We have a concern for your physical, spiritual and emotional needs.
Each church has different resources available to them in terms of being able to provide food. However, we recognise that some external projects which offer food also provide parallel services which can help you even further. We can guide you to these services and to the abundance of free food available across Cardiff but we will always attempt to help you at your point of need. We are unable to provide accommodation.
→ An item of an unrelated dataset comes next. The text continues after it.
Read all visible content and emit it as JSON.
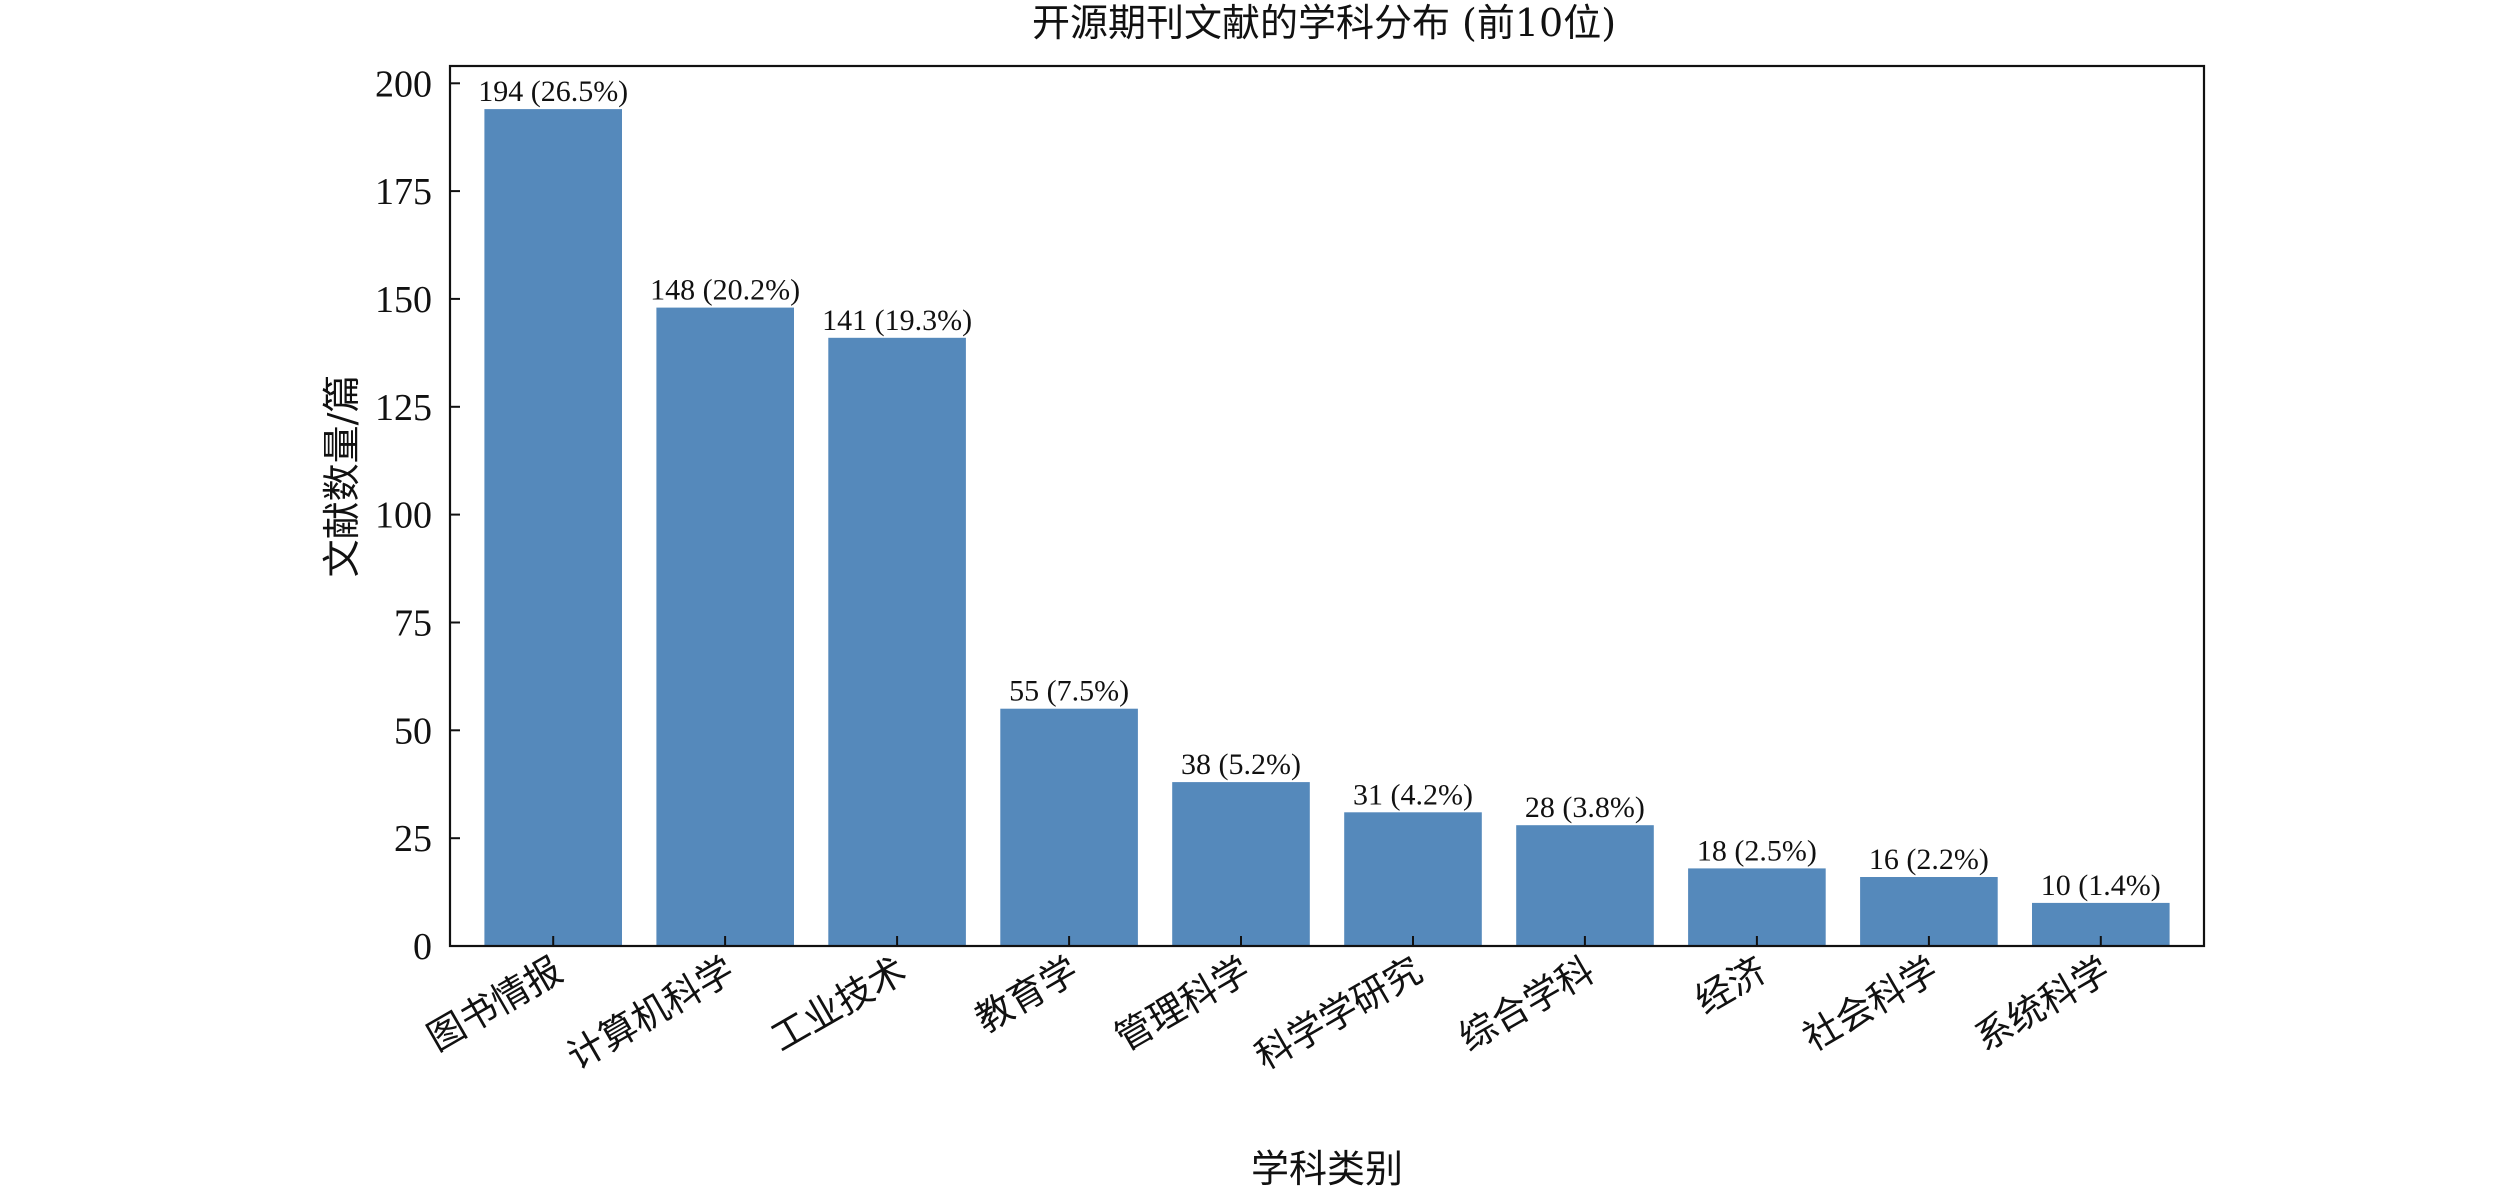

On occasions when people are rough sleeping on our premises, we will assess the risk to both you and others, and explore with you the possibilities available by liaising with various services and authorities.
We will be actively involved in Housing Justice and issues which affect those who are homeless.
This also means being informed about the issues which lead to homelessness, and the experiences of those who are homeless.
Homelessness Sunday
Why not join us on Sunday 8th with celebrations across the Ministry Area?
St Paul’s Church, Grangetown at 8am and 1030am
St Dyfrig and St Samson’s Church, Grangetown at 9.15am
St Saviour’s Church, Splott at 9.30am
St Mary’s Church, Butetown at 11am
On Sunday 15th, our Guest Preacher at St Mary’s at 11am is John Stark, chaplain to the Salvation Army’s Ty Gobaith
This charter sets out how, as a whole church community, we will respond to, welcome, care for and support those who are homeless across the churches of South Cardiff Ministry Area, as well as how we will respond to the situation of homelessness and Housing Justice. Adopted on Homelessness Sunday, October 8, 2023. We willcontinue to review and adapt as appropriate.